ScientificTracks Abstracts: J Biotechnol Biomater

DOI: 10.4172/2155-952X.S1.009

Besides primary therapy including quinine and artesunate, effective against Plasmodium parasite, several new adjunctive therapies to reduce clinical symptoms and mortality of severe malaria have undergone recent trials. However, results have been disappointing, with albumin being so far the only promising adjuvant therapy. Thus, research for new targets aimed at defining new affordable treatment appears urgent. Recently, convincing evidence on the involvement of human Matrix Metalloproteinases (MMP) in malaria pathogenesis emerged. In vivo, enhanced mRNA/protein levels of a large kaleidoscope of MMP, including MMP-1, -2, -7, and -9, were described in human or murine models of cerebral malaria (CM). In vitro, a tight relationship between human MMP-9 and haemozoin (HZ, malarial pigment), a Plasmodium parasite product resulting from haemoglobin digestion, was demonstrated by my group. In human monocytes and endothelium, HZ enhanced expression, release and activity of MMP-9 and several MMP-9-related molecules, including cytokines (TNFalpha, IL-1beta), chemokines (MIP-1alpha, IL-8), and enzymes/inhibitors from gelatinase granules (lysozyme, tissue inhibitors of metalloproteinases/TIMP). Enhancement of MMP-9 and related molecules appeared dependent on HZ lipid moiety, and a major role for 15-hydroxyeicosatetraenoic acid (15-HETE), a HZ lipoperoxidation derivative, was suggested. Additionally, p38MAPK and NF-kappaB signalling activation was required. Since MMP play a major role disrupting endothelial tight junctions and sub-endothelial basement membrane, along with modulating pro-inflammatory activity, they could be crucial for eliciting blood-brain barrier permeability and inflammation during CM. Therefore, further studies on MMP involvement in malaria will help to clarify mechanisms underlying severe malaria etiopathogenesis, in order to design new targeted adjuvant therapies.
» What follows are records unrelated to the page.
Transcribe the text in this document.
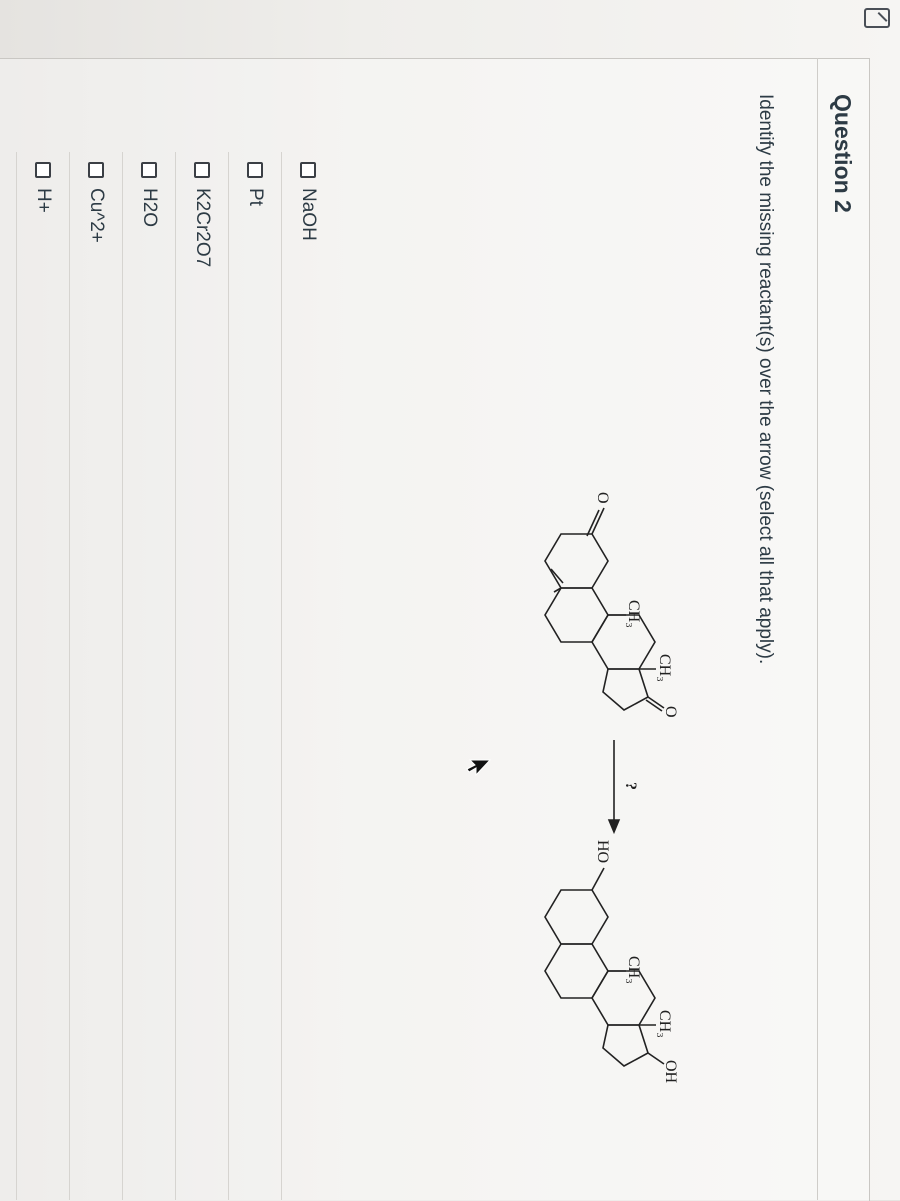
Question 2
Identify the missing reactant(s) over the arrow (select all that apply).
O
CH₃
CH₃
O
?
HO
CH₃
CH₃
OH
NaOH
Pt
K2Cr2O7
H2O
Cu^2+
H+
Mauro Prato graduated in Medical Biotechnology in 2001 and completed his PhD in Biochemistry and Cellular Biotechnology in 2005 at the University of Torino, Italy, where he has been working as an Adjunct Professor of Biochemistry since 2008. His main research interests cover the investigation of the involvement of human matrix metalloproteinases in malaria, a new research field that he successfully pioneered. He has published 19 papers in peer-reviewed journals, 3 chapters in international books and more than 40 communications in well-established conferences. He is serving as an editorial board member of the Journal of Bacteriology and Parasitology (OMICS Group).